What themes are recurring in your work?

All my writing is aimed at using storytelling, activities and amazing pictures to show kids that science and maths are fascinating and fun (and sometimes even a little bit gross). In all my books, I try to relate even the most complex science (like genetics) directly to kids’ own experiences of their bodies, their families and the world around them.

What have been the highlights of your career?

Two of my books (The Gigantic Book of Genes and Left and Right) were CBCA Honour Books, which was really exciting, but I was once on a panel with Mal Leyland (from the Leyland Brothers) and I was so starstruck I could barely speak. I loved that show. I can still sing the song.

Where have your works been published?

How to Win a Nobel Prize was published in Australia by Black Inc and is also published in Poland, Turkey, UK, US, Hungary, Korea, China and Japan. All my non-fiction science books are published in Australia by Wild Dog Books and Penguins has been published in the US.

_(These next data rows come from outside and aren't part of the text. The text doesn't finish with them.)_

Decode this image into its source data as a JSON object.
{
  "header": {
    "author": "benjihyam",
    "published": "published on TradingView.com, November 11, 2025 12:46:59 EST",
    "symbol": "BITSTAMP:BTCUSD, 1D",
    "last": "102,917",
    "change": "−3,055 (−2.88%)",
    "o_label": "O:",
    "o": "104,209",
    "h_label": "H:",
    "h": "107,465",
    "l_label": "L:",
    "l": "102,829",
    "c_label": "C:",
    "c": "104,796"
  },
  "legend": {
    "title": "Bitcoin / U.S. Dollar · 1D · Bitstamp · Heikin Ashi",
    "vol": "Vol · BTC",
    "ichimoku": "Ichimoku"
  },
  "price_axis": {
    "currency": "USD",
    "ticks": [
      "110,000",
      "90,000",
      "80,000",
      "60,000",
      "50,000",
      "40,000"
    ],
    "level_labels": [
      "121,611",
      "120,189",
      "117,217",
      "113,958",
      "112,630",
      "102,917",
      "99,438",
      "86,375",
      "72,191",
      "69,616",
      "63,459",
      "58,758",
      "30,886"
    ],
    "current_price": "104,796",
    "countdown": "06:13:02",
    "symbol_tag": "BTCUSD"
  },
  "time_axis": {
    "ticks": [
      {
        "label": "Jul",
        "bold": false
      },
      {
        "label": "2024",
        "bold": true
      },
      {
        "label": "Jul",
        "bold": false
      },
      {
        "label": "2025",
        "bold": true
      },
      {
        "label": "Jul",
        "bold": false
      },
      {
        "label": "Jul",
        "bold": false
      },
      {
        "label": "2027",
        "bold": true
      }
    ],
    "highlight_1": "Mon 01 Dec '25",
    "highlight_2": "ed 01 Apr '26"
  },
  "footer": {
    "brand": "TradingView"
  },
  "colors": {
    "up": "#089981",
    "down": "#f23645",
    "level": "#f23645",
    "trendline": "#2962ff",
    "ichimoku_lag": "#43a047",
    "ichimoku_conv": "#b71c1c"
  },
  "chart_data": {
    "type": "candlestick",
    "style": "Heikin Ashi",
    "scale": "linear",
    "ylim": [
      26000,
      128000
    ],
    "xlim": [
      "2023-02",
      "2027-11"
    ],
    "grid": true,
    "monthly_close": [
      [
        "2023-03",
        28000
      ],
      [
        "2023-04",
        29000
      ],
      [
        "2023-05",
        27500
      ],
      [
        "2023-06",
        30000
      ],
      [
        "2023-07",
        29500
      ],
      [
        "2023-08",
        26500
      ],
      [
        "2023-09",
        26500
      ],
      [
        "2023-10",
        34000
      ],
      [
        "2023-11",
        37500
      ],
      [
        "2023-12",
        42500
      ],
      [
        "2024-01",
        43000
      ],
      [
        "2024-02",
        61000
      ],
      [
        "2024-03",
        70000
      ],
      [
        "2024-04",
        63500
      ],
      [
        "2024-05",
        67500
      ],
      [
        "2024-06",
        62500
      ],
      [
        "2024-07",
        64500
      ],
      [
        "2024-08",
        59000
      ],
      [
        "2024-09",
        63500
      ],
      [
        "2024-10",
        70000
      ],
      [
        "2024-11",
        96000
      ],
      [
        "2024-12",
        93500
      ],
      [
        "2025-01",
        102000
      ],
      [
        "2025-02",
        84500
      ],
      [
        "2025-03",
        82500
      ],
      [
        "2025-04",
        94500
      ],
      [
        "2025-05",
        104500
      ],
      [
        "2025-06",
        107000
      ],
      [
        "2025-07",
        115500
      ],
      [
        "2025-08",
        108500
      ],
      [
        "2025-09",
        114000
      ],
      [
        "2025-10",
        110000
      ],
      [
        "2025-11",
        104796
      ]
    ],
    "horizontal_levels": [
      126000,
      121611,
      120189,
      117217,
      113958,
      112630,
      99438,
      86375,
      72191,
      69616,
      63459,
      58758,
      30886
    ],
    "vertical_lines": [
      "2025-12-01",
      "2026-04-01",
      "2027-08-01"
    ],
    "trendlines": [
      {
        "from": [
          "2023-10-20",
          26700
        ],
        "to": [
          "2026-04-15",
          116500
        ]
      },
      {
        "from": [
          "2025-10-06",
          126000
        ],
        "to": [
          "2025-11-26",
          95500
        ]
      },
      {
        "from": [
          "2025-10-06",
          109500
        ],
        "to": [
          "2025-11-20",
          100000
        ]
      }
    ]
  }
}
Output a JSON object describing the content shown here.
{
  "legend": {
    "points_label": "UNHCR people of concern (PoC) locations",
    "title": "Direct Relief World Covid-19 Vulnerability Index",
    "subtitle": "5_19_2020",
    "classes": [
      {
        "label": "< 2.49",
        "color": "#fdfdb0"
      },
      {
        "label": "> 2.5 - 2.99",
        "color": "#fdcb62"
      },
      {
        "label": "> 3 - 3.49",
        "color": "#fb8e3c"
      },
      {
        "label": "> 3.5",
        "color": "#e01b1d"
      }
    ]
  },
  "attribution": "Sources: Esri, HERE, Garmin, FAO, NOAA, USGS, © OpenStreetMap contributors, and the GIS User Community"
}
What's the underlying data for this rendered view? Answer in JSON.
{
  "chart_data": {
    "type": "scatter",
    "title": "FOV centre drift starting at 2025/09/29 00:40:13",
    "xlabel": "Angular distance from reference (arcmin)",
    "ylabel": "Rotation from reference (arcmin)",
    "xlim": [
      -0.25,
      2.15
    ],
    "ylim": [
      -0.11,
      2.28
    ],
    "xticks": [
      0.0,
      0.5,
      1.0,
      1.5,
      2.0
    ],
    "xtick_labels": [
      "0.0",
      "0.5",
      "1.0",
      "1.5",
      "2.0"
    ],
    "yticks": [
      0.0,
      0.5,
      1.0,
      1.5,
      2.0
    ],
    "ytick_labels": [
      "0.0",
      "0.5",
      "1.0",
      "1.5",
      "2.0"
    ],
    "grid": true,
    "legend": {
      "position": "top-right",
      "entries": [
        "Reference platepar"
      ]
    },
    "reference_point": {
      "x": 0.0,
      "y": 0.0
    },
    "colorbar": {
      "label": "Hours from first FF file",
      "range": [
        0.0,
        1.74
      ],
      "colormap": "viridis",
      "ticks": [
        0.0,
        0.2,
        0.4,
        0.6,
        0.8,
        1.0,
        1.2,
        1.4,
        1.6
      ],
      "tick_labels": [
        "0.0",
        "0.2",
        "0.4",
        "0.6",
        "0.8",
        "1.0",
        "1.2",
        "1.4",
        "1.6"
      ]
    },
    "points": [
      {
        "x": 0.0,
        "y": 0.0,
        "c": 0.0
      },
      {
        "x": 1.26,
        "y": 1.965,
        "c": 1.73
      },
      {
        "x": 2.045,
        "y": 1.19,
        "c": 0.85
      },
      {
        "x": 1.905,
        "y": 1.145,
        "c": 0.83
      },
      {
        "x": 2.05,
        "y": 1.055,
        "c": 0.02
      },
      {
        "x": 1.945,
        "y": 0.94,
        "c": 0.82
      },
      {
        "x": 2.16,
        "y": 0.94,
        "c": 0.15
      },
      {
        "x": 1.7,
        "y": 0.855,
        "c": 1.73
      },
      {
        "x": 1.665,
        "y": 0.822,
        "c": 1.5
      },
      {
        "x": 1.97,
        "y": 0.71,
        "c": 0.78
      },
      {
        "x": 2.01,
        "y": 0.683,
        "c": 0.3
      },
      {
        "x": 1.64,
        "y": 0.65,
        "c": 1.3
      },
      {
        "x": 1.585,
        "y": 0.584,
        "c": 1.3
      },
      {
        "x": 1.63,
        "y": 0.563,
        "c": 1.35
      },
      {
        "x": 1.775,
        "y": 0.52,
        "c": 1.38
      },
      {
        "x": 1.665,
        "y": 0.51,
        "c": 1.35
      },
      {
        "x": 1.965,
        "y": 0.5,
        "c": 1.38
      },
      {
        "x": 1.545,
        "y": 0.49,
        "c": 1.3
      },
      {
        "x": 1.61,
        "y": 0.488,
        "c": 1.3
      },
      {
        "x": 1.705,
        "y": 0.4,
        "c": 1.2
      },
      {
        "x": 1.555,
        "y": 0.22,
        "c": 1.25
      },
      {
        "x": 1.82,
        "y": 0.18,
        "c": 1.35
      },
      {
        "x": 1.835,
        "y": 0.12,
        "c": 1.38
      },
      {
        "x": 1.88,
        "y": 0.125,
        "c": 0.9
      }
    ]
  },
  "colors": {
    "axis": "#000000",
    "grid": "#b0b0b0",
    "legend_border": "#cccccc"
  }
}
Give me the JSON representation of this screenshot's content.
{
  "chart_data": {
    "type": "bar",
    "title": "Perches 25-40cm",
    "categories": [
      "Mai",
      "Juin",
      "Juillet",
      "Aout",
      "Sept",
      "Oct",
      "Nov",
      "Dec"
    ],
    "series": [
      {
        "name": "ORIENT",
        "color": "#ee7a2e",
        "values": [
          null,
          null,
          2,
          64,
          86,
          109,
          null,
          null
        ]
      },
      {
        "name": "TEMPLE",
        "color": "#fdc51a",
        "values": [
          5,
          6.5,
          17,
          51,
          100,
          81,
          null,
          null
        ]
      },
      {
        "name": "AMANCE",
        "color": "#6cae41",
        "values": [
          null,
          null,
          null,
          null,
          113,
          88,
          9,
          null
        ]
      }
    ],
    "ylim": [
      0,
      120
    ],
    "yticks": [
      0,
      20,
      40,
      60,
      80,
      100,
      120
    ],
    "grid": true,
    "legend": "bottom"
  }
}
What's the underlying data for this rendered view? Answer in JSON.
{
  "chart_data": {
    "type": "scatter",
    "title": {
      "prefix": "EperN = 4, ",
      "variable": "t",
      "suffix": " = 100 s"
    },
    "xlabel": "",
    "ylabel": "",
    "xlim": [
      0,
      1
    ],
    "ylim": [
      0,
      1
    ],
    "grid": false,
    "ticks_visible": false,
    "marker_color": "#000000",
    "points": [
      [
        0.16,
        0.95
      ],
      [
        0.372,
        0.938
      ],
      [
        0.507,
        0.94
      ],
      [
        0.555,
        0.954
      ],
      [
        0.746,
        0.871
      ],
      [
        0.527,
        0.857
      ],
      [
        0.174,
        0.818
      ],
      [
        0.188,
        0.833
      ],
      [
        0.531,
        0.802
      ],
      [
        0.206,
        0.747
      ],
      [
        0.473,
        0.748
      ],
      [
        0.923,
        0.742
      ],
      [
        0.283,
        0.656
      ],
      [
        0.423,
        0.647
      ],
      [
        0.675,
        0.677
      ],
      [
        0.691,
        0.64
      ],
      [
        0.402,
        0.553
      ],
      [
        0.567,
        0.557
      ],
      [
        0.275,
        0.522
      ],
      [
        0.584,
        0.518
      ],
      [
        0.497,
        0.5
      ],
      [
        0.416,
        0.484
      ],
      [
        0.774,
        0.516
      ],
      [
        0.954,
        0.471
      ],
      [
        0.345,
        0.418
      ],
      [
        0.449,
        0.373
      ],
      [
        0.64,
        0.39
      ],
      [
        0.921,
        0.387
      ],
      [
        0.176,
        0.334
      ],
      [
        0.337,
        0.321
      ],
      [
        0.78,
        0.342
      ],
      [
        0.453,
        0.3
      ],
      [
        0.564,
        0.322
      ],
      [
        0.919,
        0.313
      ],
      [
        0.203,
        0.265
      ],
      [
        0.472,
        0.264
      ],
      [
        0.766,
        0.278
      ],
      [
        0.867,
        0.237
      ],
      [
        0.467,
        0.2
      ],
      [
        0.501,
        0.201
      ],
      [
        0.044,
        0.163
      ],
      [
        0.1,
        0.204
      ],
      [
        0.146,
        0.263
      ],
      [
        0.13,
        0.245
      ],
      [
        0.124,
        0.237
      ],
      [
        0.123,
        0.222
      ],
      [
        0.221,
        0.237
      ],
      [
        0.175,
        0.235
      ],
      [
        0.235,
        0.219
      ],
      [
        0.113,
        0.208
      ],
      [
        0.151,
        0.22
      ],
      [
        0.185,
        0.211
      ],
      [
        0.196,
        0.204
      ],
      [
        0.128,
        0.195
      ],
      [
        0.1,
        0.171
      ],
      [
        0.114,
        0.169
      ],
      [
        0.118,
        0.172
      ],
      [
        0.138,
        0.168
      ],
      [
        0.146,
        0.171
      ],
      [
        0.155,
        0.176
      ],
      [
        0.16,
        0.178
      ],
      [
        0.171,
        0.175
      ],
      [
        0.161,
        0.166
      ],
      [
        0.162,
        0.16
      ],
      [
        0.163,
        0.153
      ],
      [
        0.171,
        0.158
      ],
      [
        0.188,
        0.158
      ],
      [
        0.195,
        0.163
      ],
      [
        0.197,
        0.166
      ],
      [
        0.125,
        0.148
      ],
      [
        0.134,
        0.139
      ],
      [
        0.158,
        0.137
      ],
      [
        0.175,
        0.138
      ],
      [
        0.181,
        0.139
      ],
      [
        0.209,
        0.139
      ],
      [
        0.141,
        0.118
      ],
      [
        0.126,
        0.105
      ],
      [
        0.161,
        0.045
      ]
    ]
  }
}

What are you passionate about?

I am passionate about making science accessible and fun to encourage as many kids as possible (particularly girls) to consider it as a career. Science is the only thing that is going to save this planet, and unfortunately it is the next generation that is going to have to work really hard and smart to do that.

Haven’t I seen you before?

Probably not! Unless you live in Fitzroy, because I’ve lived here for so long that when people think they know me I say “It’s just a Fitzroy thing” and they nod in agreement.

Anything else you’d like to share with us?

My very first book was a travel memoir called Wrong Way Round about my family’s three-year trip around Australia in a camper trailer.